Omnivore: A Single Model for Many Visual Modalities
OMNIVORE is a single vision model for many different visual modalities. It learns to construct representations that are aligned across visual modalities, without requiring training data that specifies correspondences between those modalities. Using OMNIVORE’s shared visual representation, we successfully identify nearest neighbors of left: an image (ImageNet-1K validation set) in vision datasets that contain right: depth maps (ImageNet-1K training set), single-view 3D images (ImageNet-1K training set), and videos (Kinetics-400 validation set).
This repo contains the code to run inference with a pretrained model on an image, video or RGBD image.
Usage
Setup and Installation
conda create --name omnivore python=3.8
conda activate omnivore
conda install pytorch=1.9.0 torchvision=0.10.0 torchaudio=0.9.0 cudatoolkit=11.1 -c pytorch -c nvidia
conda install -c conda-forge -c pytorch -c defaults apex
conda install pytorchvideo
To run the notebook you may also need to install the follwing:
conda install jupyter nb_conda ipykernel
python -m ipykernel install --user --name omnivore
Run Inference
Follow the inference_tutorial.ipynb
tutorial locally or for step by step instructions on how to run inference with an image, video and RGBD image.
Model Zoo
Name | IN1k Top 1 | Kinetics400 Top 1 | SUN RGBD Top 1 | Model |
---|---|---|---|---|
Omnivore Swin T | 81.2 | 78.9 | 62.3 | weights |
Omnivore Swin S | 83.4 | 82.2 | 64.6 | weights |
Omnivore Swin B | 84.0 | 83.3 | 65.4 | weights |
Omnivore Swin B (IN21k) | 85.3 | 84.0 | 67.2 | weights |
Omnivore Swin L (IN21k) | 86.0 | 84.1 | 67.1 | weights |
Numbers are based on Table 2. and Table 4. in the Omnivore Paper.
Torch Hub
Models can be loaded via torch hub e.g.
model = torch.hub.load("facebookresearch/omnivore", model="omnivore_swinB")

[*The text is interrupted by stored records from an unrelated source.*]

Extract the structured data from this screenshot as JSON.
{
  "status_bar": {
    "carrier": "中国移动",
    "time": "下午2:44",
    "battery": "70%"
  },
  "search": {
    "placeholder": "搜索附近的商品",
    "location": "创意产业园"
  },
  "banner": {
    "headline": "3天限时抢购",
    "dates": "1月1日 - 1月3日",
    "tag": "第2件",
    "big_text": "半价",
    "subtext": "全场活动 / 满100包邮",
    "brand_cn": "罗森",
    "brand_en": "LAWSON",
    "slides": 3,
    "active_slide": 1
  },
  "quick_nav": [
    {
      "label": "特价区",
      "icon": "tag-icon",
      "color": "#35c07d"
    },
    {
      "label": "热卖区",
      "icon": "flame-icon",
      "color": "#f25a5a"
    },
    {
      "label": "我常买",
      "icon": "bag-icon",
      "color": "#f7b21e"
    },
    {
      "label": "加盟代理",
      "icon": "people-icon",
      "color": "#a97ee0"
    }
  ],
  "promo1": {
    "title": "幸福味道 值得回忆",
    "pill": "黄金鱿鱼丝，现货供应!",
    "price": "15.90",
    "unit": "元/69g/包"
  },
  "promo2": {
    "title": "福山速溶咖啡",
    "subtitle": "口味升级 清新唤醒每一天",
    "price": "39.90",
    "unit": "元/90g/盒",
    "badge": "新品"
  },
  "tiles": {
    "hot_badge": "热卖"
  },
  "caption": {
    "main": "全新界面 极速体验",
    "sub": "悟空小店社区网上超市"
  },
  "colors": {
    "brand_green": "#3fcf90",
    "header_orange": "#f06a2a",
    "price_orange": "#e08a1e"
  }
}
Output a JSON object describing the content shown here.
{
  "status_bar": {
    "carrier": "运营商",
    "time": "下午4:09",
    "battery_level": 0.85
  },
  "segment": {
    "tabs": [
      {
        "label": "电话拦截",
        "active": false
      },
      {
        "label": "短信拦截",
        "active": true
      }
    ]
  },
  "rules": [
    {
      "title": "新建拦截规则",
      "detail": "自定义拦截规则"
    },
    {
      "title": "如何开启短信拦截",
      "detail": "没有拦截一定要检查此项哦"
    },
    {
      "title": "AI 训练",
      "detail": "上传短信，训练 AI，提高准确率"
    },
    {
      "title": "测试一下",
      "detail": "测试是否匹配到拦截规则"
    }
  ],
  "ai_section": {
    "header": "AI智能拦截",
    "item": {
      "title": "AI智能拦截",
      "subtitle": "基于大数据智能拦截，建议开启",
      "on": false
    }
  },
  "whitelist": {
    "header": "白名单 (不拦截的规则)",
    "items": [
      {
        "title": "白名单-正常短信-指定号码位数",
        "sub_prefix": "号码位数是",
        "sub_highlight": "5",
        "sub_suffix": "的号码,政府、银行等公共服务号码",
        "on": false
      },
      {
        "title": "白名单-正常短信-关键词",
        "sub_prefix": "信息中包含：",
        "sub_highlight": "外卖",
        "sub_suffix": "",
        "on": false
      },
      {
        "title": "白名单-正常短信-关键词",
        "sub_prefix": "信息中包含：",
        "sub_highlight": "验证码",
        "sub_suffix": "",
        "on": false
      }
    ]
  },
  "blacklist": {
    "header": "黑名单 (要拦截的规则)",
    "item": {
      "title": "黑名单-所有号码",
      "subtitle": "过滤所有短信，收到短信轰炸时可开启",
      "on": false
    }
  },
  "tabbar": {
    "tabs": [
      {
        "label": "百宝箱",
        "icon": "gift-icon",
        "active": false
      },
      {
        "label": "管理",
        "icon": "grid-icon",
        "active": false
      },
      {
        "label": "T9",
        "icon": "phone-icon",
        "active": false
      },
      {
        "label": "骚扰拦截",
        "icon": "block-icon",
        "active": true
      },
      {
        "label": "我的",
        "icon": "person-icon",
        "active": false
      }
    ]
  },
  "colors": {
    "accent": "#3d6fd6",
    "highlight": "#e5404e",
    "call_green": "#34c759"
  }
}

The class mappings for the datasets can be downloaded as follows:
wget https://s3.amazonaws.com/deep-learning-models/image-models/imagenet_class_index.json
wget https://dl.fbaipublicfiles.com/pyslowfast/dataset/class_names/kinetics_classnames.json
wget https://dl.fbaipublicfiles.com/omnivore/sunrgbd_classnames.json
Citation
If this work is helpful in your research, please consider starring
@article{girdhar2022omnivore,
title={{Omnivore: A Single Model for Many Visual Modalities}},
author={Girdhar, Rohit and Singh, Mannat and Ravi, Nikhila and van der Maaten, Laurens and Joulin, Armand and Misra, Ishan},
journal={arXiv preprint arXiv:2201.08377},
year={2022}
}
Contributing
We welcome your pull requests! Please see CONTRIBUTING and CODE_OF_CONDUCT for more information.
License
Omnivore is released under the CC-BY-NC 4.0 license. See LICENSE for additional details. However the Swin Transformer implementation is additionally licensed under the Apache 2.0 license (see NOTICE for additional details).